If the Client, Attester, and Origin are all a single party (Kagi), then it follows from that threat model that Kagi does not provide Kagi-Client unlinkability, no?
Further, this is not what Kagi has advertised in the blog post:
>What guarantees does Privacy Pass offer? > >As used by Kagi, Privacy Pass tokens offer various security properties (§ 3.3, of [2]).
Kagi are explicitly stating that they provide the guarantees of § 3.3. They even use more plain language:
>Generation-redemption unlinkability: Kagi cannot link the tokens presented during token redemption (i.e. during search) with any specific token generation phase. *This means that Kagi will not be able to tell who it is serving search results to*, only that it is someone who presented a valid Privacy Pass token. > >Redemption-redemption unlinkability: Kagi cannot link the tokens presented during two different token redemptions. This means that *Kagi will not be able to tell from tokens alone whether two searches are being performed by the same user*.
As it stands, Kagi cannot meaningfully guarantee those things, because the starting point is the client providing a unique identifier to Kagi.
>That said, I will point out that this Issuer-Client unlinkability issue can be solved by introducing a 3rd-party service or when Kagi starts accepting Monero payments.

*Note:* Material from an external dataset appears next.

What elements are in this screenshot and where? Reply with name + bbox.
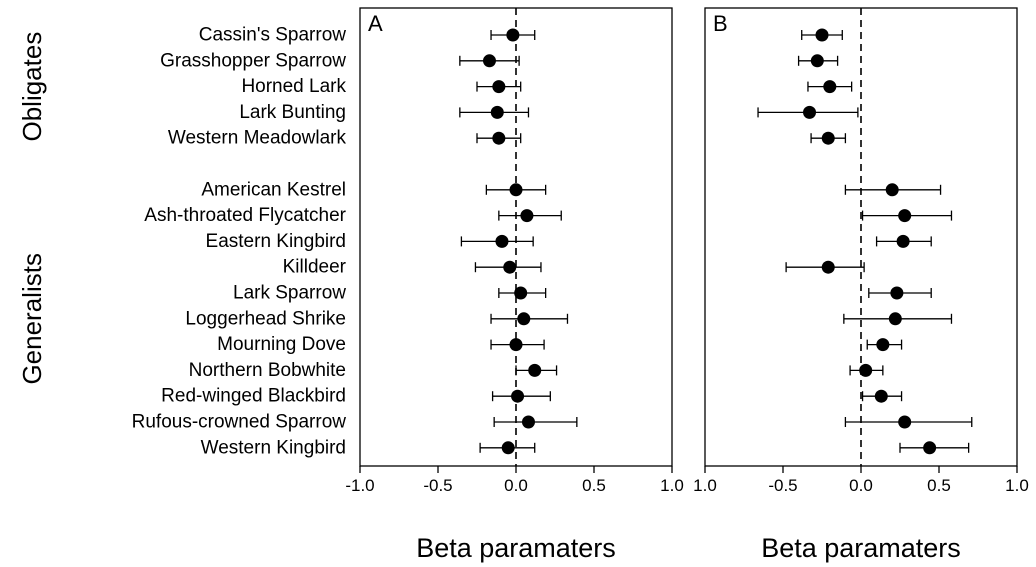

Sure, but at that point, there is no need for any of the Privacy Pass infrastructure in the first place.
>Also completely valid, but also not something Kagi claims to guarantee.
I disagree. Their marketing here is "we can't link your searches to your identity, because cryptography."
>They believe the extension should be responsible for guarding attainer issuance partitioning. I don't think it's implemented currently but it shouldn't be too hard, especially since they currently use only 1 keypair.
If Kagi is going to insist on being the attester and on requiring uniquely identifiable information as the basis for issuing tokens, then yes, the only way to even try to confirm that they're not acting maliciously is to keep track not only of distinct keypairs, but also of public and private metadata blocks within the tokens, and to share all of that data (in a trustworthy manner, of course) with other confirmed Kagi users. And if a user doesn't understand all of the nuances that would entail, or all of the nuances just discussed here, and instead just trusts the Kagi-written client implicitly? Then it's all just privacy theater.